The NWT Court of Appeal has denied Denecho King’s appeal of his 2014 second-degree murder and aggravated assault charges.
A panel of three judges rejected King’s grounds for overturning his sentence on Monday, saying that “much of the appellant’s arguments in support of this remedy offer nothing more than speculation and fanciful speculation at that.”
King was found guilty for the murder of John Wifladt and aggravated assault against Colin Digness. Both victims were found “significantly injured and covered in blood,” in Digness’s Yellowknife apartment.
Digness owned three ornamental swords. When the police arrived, they found the display “overturned, all the swords out of their sheaths, and the two longer swords covered with blood and located near the men’s bodies.”
Later, King was seen on video footage from the Northern Lites Motel lobby, where he spoke with the concierge while making swinging motions with his arms, and saying something about “defending himself from a couple of guys with a bat or something,” the concierge recalled.
The trial judge, Justice Andrew Mahar, concluded that “putting together the presence of Denecho King at the Sunridge Apartments at the exact, narrow time that the men were injured, the compelling DNA evidence, and the pantomime motions made by Mr. King in the Northern Lites Motel lobby, the only rational conclusion I can reach is that the DNA was deposited by Denecho King when he used the swords to injure Colin Digness and ultimately kill John Wifladt.”
The RCMP’s forensic inspection revealed that “the appellant’s DNA was found in large quantities on the handles of the two bloodied swords located near the bodies.”
This was one issue King sought to appeal.
While the defence did not deny the DNA evidence, King’s lawyer suggested that it was a result of contamination and thereby placed on the swords by police, or the victims themselves. Mahar dismissed that possibility at trial and the Court of Appeal agreed, referring to the amount of King’s DNA on the sword handles as “indisputable evidence.”
While a DNA expert acknowledged that scenarios of secondary DNA transfer were possible, they are rare and “would only account for small amounts of DNA in any event.”
At trial, prosecutors told the court of some of King’s other behaviours on the night of the attack. They described how he broke a window, threw a chair and assaulted a woman in the backseat of a cab.
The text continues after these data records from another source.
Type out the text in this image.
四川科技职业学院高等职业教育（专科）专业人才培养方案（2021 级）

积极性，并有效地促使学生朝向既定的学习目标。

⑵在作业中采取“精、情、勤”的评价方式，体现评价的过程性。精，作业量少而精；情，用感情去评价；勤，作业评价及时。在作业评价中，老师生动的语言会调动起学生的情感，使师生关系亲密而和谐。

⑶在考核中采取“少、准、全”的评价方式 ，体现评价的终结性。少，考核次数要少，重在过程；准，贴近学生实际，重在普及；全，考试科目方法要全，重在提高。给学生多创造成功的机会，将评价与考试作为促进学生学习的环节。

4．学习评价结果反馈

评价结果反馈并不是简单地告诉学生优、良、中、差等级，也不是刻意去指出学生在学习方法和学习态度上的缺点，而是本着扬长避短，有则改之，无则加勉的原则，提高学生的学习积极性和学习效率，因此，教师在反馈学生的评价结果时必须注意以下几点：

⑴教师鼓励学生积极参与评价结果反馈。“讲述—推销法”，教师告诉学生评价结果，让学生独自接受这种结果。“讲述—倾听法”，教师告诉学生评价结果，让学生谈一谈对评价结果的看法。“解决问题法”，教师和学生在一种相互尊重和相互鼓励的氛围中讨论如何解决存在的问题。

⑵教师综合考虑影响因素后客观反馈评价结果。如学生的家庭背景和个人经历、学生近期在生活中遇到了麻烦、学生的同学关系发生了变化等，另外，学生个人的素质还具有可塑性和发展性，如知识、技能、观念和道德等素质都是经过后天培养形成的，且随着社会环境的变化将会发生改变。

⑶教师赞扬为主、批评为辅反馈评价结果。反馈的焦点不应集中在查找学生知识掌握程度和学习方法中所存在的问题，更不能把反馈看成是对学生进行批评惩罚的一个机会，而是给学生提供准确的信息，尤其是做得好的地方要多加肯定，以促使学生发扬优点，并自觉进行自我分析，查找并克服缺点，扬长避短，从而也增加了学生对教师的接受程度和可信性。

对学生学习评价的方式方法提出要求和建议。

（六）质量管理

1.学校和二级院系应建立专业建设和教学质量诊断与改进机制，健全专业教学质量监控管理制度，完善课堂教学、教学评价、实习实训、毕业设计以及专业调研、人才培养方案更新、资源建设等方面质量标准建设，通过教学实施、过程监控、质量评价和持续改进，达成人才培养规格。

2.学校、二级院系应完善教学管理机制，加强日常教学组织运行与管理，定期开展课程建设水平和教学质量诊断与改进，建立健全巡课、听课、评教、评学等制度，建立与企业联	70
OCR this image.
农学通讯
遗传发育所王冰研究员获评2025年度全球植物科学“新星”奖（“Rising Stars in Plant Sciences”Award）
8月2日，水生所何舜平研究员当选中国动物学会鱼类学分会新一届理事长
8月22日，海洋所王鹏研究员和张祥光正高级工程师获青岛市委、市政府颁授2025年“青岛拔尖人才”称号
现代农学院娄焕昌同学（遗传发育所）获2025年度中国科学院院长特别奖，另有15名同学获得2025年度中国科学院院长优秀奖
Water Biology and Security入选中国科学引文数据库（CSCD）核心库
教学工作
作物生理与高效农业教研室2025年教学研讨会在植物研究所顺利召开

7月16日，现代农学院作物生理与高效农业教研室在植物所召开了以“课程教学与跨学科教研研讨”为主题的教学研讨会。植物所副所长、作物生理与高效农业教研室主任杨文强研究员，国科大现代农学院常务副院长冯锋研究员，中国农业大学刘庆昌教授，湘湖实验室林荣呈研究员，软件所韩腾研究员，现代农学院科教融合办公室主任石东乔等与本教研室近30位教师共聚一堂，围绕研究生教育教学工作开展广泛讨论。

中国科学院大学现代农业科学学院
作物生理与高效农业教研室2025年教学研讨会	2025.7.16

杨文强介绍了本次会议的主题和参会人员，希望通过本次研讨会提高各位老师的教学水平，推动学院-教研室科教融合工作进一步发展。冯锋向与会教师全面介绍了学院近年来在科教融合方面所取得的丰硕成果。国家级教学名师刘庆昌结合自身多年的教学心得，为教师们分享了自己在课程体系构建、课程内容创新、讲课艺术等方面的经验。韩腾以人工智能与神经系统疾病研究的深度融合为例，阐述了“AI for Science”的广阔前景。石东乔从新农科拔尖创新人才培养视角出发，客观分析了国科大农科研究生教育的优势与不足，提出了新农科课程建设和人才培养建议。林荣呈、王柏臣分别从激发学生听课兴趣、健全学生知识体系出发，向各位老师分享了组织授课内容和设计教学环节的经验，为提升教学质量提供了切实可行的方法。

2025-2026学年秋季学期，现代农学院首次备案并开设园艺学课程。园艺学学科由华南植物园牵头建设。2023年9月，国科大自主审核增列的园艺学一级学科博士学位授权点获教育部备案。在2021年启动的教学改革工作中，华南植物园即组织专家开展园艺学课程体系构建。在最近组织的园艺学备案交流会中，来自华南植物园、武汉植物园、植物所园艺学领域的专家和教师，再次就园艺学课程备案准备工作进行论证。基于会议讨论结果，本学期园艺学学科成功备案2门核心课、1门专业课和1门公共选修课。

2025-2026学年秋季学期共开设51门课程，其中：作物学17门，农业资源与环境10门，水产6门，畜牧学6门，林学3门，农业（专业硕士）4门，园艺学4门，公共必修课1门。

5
However, information about an accused’s past behaviour, also known as character evidence, is generally deemed inadmissible at criminal trials because it could influence a judge or jury.
This was another basis for King’s appeal.
However, the appeal court determined that “this was not character evidence but rather part of the narrative.”
The court of appeal declined to set aside King’s convictions.
They judges decided that even if the evidence that King challenged was ruled inadmissible, to find King as not guilty “would have been an unreasonable verdict.”
“In our opinion, the trial judge’s reasoning on this issue discloses no basis to warrant appellate intervention,” the appeal judges stated.
King’s life sentence, with no chance of parole for 12 years, therefore remains in place. He will continue serving his sentence at the Edmonton Institution, a maximum security federal prison in Alberta.